According to the Kirchhoff's law, the dependence of enthalpy change of the reaction $∆H$ on temperature $T$ is related to the change in heat capacity $c_p$ as follows:

$∆H_{T_2}= ∆H_{T_1} + \int_{T_1}^{T_2}{∆c_p}dT$ .

The change in heat capacity for the conversion of red phosphorus to white phosphorus is:

$∆c_p = c_{p, white P} - c_{p, red P} = 23.82 - 21.19 =2.63$ J mol^-1 K^-1.

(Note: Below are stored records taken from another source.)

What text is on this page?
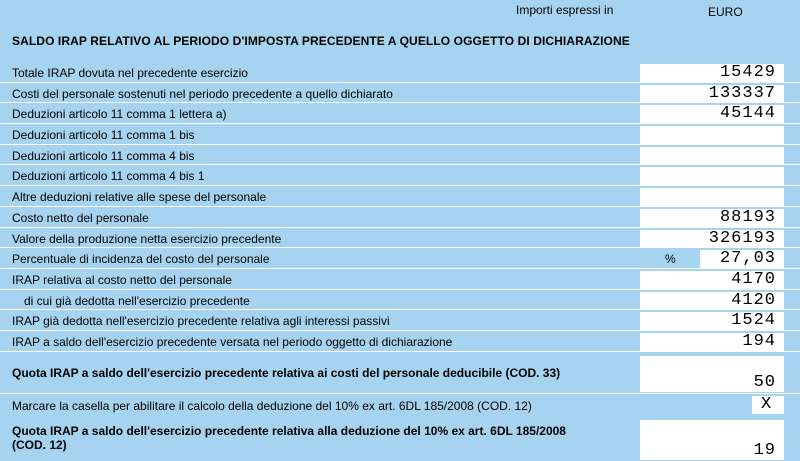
Importi espressi in	EURO
SALDO IRAP RELATIVO AL PERIODO D'IMPOSTA PRECEDENTE A QUELLO OGGETTO DI DICHIARAZIONE
Totale IRAP dovuta nel precedente esercizio	15429
Costi del personale sostenuti nel periodo precedente a quello dichiarato	133337
Deduzioni articolo 11 comma 1 lettera a)	45144
Deduzioni articolo 11 comma 1 bis
Deduzioni articolo 11 comma 4 bis
Deduzioni articolo 11 comma 4 bis 1
Altre deduzioni relative alle spese del personale
Costo netto del personale	88193
Valore della produzione netta esercizio precedente	326193
Percentuale di incidenza del costo del personale	%	27,03
IRAP relativa al costo netto del personale	4170
di cui già dedotta nell'esercizio precedente	4120
IRAP già dedotta nell'esercizio precedente relativa agli interessi passivi	1524
IRAP a saldo dell'esercizio precedente versata nel periodo oggetto di dichiarazione	194
Quota IRAP a saldo dell'esercizio precedente relativa ai costi del personale deducibile (COD. 33)	50
Marcare la casella per abilitare il calcolo della deduzione del 10% ex art. 6DL 185/2008 (COD. 12)	X
Quota IRAP a saldo dell'esercizio precedente relativa alla deduzione del 10% ex art. 6DL 185/2008
(COD. 12)	19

Therefore, the change in enthalpy at 198 K is:

$∆H_{198 K} = ∆H_{298 K} + \int_{298}^{198}{2.63}dT$

$∆H_{198 K} = 17.6·10^{3} \text{ (J/mol)} + \int_{298}^{198}{2.63}dT$

$∆H_{198 K} = 17.6·10^{3} \text{ (J/mol)} + 2.63·(198-298)\text{ (J/mol)}$

$∆H_{198 K} = 17600 -263 = 17337 \text{ (J/mol)}$ , or 17.3 kJ/mol.

Answer: the molar enthalpy change at 198 K for the conversion of red phosphorus to white phosphorus is 17.3 kJ/mol.